J. J. Gibson's new theory of picture perception is described, and a program of research within his framework is outlined. An analysis of pictorial information is proposed in which a systematic investigation of the structural components of pictures and their varying effects on perception is seen as preliminary to the postulation of hypothetical pickup mechanisms. The basic components of pictures are described, and literature is reviewed in the problem areas of distorted and impoverished information, observation from the wrong station point, coexisting flatness and depth information, and the ambiguity of .the source of a single projection. The feasibility of the Gibsonian enterprise is demonstrated, and further avenues for research into a structural analysis of pictorial information are pointed out. A picture is a delimited surface with markings on it that represent something. This article is concerned with pictures in the Western post-Renaissance mode; namely, that attempt to represent, by means of structural equivalence of some order, the layout of surfaces in the world. Alternative modes of representation, perhaps requiring alternative analyses, are beyond the scope of this article. By what means can a picture be said to represent, to bring clearly before the mind, the segment of the world pictured?
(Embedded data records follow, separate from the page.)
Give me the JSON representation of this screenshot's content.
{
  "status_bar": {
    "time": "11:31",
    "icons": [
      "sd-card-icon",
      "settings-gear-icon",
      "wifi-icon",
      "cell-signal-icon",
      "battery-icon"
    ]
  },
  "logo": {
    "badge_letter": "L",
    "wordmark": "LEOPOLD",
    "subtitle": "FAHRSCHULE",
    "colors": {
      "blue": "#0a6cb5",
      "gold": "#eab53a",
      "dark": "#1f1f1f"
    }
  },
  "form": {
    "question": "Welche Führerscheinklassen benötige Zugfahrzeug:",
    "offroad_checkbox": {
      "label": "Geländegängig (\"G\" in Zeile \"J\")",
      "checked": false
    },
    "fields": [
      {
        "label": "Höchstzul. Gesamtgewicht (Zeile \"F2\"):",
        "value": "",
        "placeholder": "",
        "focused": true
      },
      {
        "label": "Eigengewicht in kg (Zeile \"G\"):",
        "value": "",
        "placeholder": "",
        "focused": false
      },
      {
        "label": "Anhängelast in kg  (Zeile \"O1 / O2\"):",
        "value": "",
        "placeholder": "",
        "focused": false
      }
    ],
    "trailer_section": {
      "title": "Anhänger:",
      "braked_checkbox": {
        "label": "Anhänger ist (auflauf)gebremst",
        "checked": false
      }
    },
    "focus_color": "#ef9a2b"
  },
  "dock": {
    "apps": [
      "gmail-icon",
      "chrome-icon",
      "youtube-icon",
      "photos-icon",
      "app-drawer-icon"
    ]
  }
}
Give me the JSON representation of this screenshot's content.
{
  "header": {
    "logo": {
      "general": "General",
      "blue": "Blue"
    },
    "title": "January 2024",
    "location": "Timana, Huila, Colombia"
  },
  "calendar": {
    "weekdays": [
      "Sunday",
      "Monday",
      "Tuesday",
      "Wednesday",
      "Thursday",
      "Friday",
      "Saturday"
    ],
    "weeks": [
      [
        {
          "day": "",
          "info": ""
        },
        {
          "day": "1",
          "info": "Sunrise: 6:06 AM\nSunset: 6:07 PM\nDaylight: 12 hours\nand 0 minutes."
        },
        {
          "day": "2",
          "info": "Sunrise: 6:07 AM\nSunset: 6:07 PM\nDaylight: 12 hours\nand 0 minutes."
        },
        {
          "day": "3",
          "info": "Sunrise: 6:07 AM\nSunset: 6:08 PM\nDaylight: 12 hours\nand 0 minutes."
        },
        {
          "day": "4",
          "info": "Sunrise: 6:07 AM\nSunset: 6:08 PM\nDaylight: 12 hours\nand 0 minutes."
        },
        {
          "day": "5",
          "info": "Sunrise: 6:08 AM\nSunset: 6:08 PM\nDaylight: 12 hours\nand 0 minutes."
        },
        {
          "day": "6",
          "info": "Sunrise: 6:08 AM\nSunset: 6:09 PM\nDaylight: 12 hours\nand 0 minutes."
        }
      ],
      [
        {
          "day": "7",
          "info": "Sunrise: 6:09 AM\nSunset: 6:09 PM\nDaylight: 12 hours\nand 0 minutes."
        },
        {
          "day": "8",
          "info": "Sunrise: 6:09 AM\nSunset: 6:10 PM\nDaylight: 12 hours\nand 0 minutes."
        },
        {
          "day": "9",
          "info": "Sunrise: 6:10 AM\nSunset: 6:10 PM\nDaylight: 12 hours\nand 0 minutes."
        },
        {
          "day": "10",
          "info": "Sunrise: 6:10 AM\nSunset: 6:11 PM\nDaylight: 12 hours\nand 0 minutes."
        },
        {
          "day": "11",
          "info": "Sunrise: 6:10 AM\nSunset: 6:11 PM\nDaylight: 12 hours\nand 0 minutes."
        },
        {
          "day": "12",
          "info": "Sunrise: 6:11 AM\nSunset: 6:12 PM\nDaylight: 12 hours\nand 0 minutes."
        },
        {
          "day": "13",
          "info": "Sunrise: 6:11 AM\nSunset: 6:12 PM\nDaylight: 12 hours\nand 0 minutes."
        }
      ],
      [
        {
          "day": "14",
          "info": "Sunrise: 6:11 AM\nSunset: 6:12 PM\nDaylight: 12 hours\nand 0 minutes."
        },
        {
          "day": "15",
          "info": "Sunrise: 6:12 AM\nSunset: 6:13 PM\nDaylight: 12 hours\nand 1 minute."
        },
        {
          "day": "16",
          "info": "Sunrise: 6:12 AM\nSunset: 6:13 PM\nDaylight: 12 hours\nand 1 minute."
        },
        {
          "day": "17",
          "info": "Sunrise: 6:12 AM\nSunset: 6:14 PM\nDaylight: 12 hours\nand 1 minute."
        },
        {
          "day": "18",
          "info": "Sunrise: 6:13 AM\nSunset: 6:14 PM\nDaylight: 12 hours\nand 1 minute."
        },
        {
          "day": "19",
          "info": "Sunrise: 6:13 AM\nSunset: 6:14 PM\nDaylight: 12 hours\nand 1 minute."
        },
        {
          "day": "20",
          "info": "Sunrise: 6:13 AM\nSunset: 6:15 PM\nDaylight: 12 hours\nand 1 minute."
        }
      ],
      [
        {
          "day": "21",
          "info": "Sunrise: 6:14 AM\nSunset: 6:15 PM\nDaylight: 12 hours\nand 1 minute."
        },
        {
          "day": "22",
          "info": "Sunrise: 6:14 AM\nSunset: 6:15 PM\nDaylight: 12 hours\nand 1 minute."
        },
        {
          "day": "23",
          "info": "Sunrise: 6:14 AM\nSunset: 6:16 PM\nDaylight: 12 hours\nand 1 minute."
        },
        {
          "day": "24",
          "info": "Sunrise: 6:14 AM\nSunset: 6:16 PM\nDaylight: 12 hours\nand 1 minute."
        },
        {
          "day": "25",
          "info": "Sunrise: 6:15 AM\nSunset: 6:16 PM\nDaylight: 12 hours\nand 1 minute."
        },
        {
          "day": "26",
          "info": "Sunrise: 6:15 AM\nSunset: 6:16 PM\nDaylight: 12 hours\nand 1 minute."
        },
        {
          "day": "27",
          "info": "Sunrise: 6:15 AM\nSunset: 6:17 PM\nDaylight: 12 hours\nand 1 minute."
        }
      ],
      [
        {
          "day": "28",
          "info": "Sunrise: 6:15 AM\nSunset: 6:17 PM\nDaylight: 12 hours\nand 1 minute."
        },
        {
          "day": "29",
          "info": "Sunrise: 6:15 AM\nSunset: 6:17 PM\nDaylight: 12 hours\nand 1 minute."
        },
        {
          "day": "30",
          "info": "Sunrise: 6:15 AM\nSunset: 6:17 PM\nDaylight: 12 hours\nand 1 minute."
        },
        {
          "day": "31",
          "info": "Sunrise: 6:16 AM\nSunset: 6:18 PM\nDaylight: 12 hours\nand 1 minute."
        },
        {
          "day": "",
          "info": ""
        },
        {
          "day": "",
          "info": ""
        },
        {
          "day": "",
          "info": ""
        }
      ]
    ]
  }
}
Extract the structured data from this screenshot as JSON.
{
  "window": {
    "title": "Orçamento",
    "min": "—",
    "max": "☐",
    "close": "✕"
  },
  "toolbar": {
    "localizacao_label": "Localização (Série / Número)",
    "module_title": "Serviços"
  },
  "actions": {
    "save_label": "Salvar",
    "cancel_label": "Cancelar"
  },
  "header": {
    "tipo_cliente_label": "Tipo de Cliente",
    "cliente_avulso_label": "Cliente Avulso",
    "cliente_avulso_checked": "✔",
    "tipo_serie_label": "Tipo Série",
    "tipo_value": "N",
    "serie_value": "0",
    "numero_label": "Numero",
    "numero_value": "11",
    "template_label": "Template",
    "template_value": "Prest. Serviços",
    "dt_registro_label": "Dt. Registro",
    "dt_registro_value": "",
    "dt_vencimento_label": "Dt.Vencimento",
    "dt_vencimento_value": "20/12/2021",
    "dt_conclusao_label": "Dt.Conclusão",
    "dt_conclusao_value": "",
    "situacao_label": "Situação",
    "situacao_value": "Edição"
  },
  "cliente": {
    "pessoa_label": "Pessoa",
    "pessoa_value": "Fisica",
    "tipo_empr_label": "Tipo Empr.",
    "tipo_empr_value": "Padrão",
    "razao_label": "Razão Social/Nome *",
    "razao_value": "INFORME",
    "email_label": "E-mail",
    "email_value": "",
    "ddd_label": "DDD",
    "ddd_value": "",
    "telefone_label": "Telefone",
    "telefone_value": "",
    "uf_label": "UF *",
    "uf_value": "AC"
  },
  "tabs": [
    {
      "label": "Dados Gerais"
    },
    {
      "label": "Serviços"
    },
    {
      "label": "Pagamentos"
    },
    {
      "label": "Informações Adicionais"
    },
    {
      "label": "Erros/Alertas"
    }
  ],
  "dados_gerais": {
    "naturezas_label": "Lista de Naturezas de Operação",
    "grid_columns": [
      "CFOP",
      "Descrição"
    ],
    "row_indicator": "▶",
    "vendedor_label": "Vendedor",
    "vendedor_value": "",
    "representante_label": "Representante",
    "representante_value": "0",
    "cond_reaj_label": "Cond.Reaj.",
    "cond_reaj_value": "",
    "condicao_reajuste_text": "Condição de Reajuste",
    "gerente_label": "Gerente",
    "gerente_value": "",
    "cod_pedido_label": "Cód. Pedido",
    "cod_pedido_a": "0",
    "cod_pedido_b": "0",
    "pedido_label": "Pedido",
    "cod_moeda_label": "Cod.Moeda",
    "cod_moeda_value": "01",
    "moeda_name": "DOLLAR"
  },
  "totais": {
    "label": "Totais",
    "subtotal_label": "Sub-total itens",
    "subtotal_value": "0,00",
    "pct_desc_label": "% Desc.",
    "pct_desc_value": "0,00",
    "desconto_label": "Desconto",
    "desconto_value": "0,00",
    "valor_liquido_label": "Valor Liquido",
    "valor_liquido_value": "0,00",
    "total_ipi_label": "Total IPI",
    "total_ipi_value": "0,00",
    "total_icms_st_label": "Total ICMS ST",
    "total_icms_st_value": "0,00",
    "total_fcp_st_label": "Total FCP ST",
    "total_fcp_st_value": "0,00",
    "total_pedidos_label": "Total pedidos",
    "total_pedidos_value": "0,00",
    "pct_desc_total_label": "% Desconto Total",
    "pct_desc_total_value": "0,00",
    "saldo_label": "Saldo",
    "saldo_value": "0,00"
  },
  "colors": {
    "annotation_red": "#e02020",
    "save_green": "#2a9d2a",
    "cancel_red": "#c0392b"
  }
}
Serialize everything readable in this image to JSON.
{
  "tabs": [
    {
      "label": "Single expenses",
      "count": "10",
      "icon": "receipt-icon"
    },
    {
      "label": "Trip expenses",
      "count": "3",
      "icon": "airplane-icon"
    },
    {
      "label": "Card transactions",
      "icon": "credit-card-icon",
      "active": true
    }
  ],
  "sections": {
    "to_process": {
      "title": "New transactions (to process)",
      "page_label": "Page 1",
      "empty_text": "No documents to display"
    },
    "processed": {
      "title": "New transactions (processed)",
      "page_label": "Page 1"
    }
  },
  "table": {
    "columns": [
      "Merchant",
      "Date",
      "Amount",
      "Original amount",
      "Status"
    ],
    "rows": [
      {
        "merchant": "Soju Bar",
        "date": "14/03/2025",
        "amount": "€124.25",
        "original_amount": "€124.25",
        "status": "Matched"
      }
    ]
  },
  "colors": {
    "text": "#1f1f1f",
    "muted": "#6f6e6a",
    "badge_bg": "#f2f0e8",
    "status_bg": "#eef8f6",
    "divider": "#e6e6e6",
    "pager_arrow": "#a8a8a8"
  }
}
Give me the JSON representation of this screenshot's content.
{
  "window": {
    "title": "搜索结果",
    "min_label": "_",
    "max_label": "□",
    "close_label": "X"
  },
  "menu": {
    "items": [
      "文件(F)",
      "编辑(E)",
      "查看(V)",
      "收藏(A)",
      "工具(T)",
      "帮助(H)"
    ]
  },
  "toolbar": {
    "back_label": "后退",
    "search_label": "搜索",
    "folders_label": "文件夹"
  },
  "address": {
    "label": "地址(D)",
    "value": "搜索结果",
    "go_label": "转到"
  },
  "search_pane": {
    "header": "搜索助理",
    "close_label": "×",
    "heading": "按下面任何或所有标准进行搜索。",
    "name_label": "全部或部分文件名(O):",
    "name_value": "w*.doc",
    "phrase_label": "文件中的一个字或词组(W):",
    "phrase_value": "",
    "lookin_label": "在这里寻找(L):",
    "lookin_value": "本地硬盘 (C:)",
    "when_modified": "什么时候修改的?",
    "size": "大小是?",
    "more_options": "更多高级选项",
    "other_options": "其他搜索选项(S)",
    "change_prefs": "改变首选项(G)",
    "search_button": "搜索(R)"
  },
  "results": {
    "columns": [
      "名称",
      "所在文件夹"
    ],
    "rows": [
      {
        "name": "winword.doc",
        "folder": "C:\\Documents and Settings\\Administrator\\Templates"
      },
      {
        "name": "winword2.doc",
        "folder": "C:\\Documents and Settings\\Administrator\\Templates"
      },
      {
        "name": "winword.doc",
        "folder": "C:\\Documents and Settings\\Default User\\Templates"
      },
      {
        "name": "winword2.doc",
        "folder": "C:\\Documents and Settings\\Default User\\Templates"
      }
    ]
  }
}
The aim of this article is to demonstrate the feasibility of extending J. J. Gibson's theory of perception via motion-generated information to an adequate theory of frozen pictorial information and to explicate the problems that must be dealt with in any comprehensive theory of the perception of pictures. The problems to be dealt with herein are the use by artists of modified linear perspective, caricature, impoverishment of information in outline drawings and black-and-white photographs, the coexistence of flatness and depth information, observation from the wrong station point, and the ambiguity of a single projection (i.e., the same projected form can arise from an infinite variety of shapes).